Another person said: “Funnily enough I don’t see an apology here, even though you said it was your fault. I think this post is very insensitive because while it is a very difficult thing to fire someone, it is extraordinarily difficult to be the person being fired.
“Be vulnerable, be authentic, but please also think of the audience when posting something like this. If my boss had posted a picture of himself crying because he had to fire me without an apology, I would be pissed. No, I would be furious.”
Another commented: “Oops. I’ve just been released – along with many others. If my CEO sent this, I would probably lose my mind. You cry? I cry. We cry. You still have your job. Imagine if we all posted pictures of US wines? We would never be hired because in our industries we are forced to be RESILIENT. Pour these tears into a jar and make a potion to improve the lives of the people you released.”
Users on Twitter were also much more critical of Wallake for the post.
One person tweeted: “I’m actually pissed. There is a CEO on LinkedIn who went viral for firing 30% of his employees and posting a picture of him crying.
“Is there just no more emotional intelligence after a certain level?”
“I just had an argument with a CEO who posted a selfie on LinkedIn of himself crying for laying off employees.
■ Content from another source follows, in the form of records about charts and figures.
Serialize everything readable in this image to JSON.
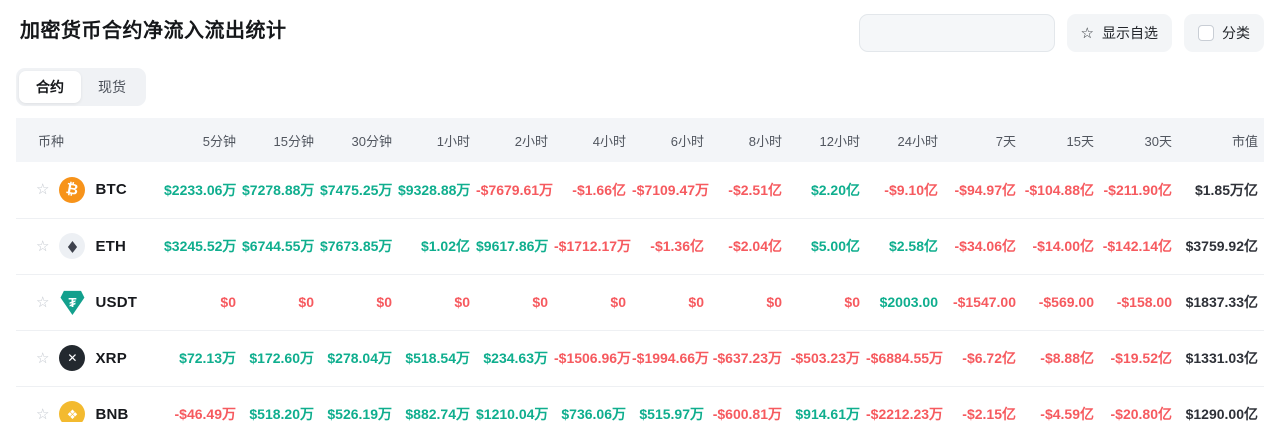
{
  "page": {
    "title": "加密货币合约净流入流出统计",
    "tabs": [
      {
        "label": "合约",
        "active": true
      },
      {
        "label": "现货",
        "active": false
      }
    ],
    "toolbar": {
      "search_placeholder": "",
      "search_value": "",
      "show_favorites_label": "显示自选",
      "category_label": "分类",
      "category_checked": false
    }
  },
  "icons": {
    "star": "☆",
    "search": "⌕"
  },
  "colors": {
    "pos": "#0fae8e",
    "neg": "#f65a5f",
    "title": "#15171a"
  },
  "table": {
    "columns": [
      "币种",
      "5分钟",
      "15分钟",
      "30分钟",
      "1小时",
      "2小时",
      "4小时",
      "6小时",
      "8小时",
      "12小时",
      "24小时",
      "7天",
      "15天",
      "30天",
      "市值"
    ],
    "rows": [
      {
        "symbol": "BTC",
        "icon": {
          "name": "btc-icon",
          "glyph": "₿",
          "bg": "#f7931a",
          "fg": "#ffffff",
          "shape": "circle"
        },
        "values": [
          {
            "v": "$2233.06万",
            "d": "up"
          },
          {
            "v": "$7278.88万",
            "d": "up"
          },
          {
            "v": "$7475.25万",
            "d": "up"
          },
          {
            "v": "$9328.88万",
            "d": "up"
          },
          {
            "v": "-$7679.61万",
            "d": "down"
          },
          {
            "v": "-$1.66亿",
            "d": "down"
          },
          {
            "v": "-$7109.47万",
            "d": "down"
          },
          {
            "v": "-$2.51亿",
            "d": "down"
          },
          {
            "v": "$2.20亿",
            "d": "up"
          },
          {
            "v": "-$9.10亿",
            "d": "down"
          },
          {
            "v": "-$94.97亿",
            "d": "down"
          },
          {
            "v": "-$104.88亿",
            "d": "down"
          },
          {
            "v": "-$211.90亿",
            "d": "down"
          }
        ],
        "market_cap": "$1.85万亿"
      },
      {
        "symbol": "ETH",
        "icon": {
          "name": "eth-icon",
          "glyph": "◆",
          "bg": "#edf0f4",
          "fg": "#3e424d",
          "shape": "circle"
        },
        "values": [
          {
            "v": "$3245.52万",
            "d": "up"
          },
          {
            "v": "$6744.55万",
            "d": "up"
          },
          {
            "v": "$7673.85万",
            "d": "up"
          },
          {
            "v": "$1.02亿",
            "d": "up"
          },
          {
            "v": "$9617.86万",
            "d": "up"
          },
          {
            "v": "-$1712.17万",
            "d": "down"
          },
          {
            "v": "-$1.36亿",
            "d": "down"
          },
          {
            "v": "-$2.04亿",
            "d": "down"
          },
          {
            "v": "$5.00亿",
            "d": "up"
          },
          {
            "v": "$2.58亿",
            "d": "up"
          },
          {
            "v": "-$34.06亿",
            "d": "down"
          },
          {
            "v": "-$14.00亿",
            "d": "down"
          },
          {
            "v": "-$142.14亿",
            "d": "down"
          }
        ],
        "market_cap": "$3759.92亿"
      },
      {
        "symbol": "USDT",
        "icon": {
          "name": "usdt-icon",
          "glyph": "₮",
          "bg": "#13a08d",
          "fg": "#ffffff",
          "shape": "shield"
        },
        "values": [
          {
            "v": "$0",
            "d": "down"
          },
          {
            "v": "$0",
            "d": "down"
          },
          {
            "v": "$0",
            "d": "down"
          },
          {
            "v": "$0",
            "d": "down"
          },
          {
            "v": "$0",
            "d": "down"
          },
          {
            "v": "$0",
            "d": "down"
          },
          {
            "v": "$0",
            "d": "down"
          },
          {
            "v": "$0",
            "d": "down"
          },
          {
            "v": "$0",
            "d": "down"
          },
          {
            "v": "$2003.00",
            "d": "up"
          },
          {
            "v": "-$1547.00",
            "d": "down"
          },
          {
            "v": "-$569.00",
            "d": "down"
          },
          {
            "v": "-$158.00",
            "d": "down"
          }
        ],
        "market_cap": "$1837.33亿"
      },
      {
        "symbol": "XRP",
        "icon": {
          "name": "xrp-icon",
          "glyph": "✕",
          "bg": "#23292f",
          "fg": "#ffffff",
          "shape": "circle"
        },
        "values": [
          {
            "v": "$72.13万",
            "d": "up"
          },
          {
            "v": "$172.60万",
            "d": "up"
          },
          {
            "v": "$278.04万",
            "d": "up"
          },
          {
            "v": "$518.54万",
            "d": "up"
          },
          {
            "v": "$234.63万",
            "d": "up"
          },
          {
            "v": "-$1506.96万",
            "d": "down"
          },
          {
            "v": "-$1994.66万",
            "d": "down"
          },
          {
            "v": "-$637.23万",
            "d": "down"
          },
          {
            "v": "-$503.23万",
            "d": "down"
          },
          {
            "v": "-$6884.55万",
            "d": "down"
          },
          {
            "v": "-$6.72亿",
            "d": "down"
          },
          {
            "v": "-$8.88亿",
            "d": "down"
          },
          {
            "v": "-$19.52亿",
            "d": "down"
          }
        ],
        "market_cap": "$1331.03亿"
      },
      {
        "symbol": "BNB",
        "icon": {
          "name": "bnb-icon",
          "glyph": "❖",
          "bg": "#f3ba2f",
          "fg": "#ffffff",
          "shape": "circle"
        },
        "values": [
          {
            "v": "-$46.49万",
            "d": "down"
          },
          {
            "v": "$518.20万",
            "d": "up"
          },
          {
            "v": "$526.19万",
            "d": "up"
          },
          {
            "v": "$882.74万",
            "d": "up"
          },
          {
            "v": "$1210.04万",
            "d": "up"
          },
          {
            "v": "$736.06万",
            "d": "up"
          },
          {
            "v": "$515.97万",
            "d": "up"
          },
          {
            "v": "-$600.81万",
            "d": "down"
          },
          {
            "v": "$914.61万",
            "d": "up"
          },
          {
            "v": "-$2212.23万",
            "d": "down"
          },
          {
            "v": "-$2.15亿",
            "d": "down"
          },
          {
            "v": "-$4.59亿",
            "d": "down"
          },
          {
            "v": "-$20.80亿",
            "d": "down"
          }
        ],
        "market_cap": "$1290.00亿"
      }
    ]
  }
}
It’s like a landlord crying on Instagram for kicking out tenants. If I was fired and I saw my company’s CEO crying about it on social media, I would lose my composure,” wrote another.
Another person asked, “My question is how many crying selfie pics did this CEO take before he chose one to post?”
“Braden Wallake (the crying LinkedIn CEO) has to do a bit, right? There’s no way someone can truly lack self-confidence. I don’t know who needs to hear this, but going out into the public space to farm sympathy after you’ve fired your people is a POS move. Point,” tweeted another user.
What did he say about the post?
In a follow-up post on LinkedIn, Wallake wrote, “Hey everyone, yes I’m the crying CEO. No, my intention was not to do it for me or to bully myself. I’m sorry it came off that way.
“It was not my place to publicly name the employees.
“What I want to do now is try to improve this situation and start a thread for people looking for work.
“Here it is – comment gone. This is for YOU to start a new future. To make YOU stand out.
“People looking for a new job: post your CV, the job title you want, your qualifications.
“Employers: Here you have the opportunity to hire great people.”
Wallake’s follow-up post has also received negative feedback from LinkedIn users, many of whom denounced him for making the situation worse.
One person wrote: “Why have a viral post when you can get two for the same price? Braden wasn’t and still isn’t there for anyone but himself.”
Another commented: “Sorry it came out that way? If you were really sorry you would have deleted this post and not even made this post and just started over by talking about something else. Instead, the crying post still stands, and it’s obvious that you love all the attention this brings you. I’m not sure how far this shovel can dig a hole, but I hope for you that you get to the sidewalk soon so you can start fixing the things you started.”
“Quite literally what you did. You made bad decisions and then stole the moment to victimize yourself for likes. You are now riding the 15 Minutes of Fame to promote yourself and/or your brand loosely. Delete everything and don’t do that,” wrote another.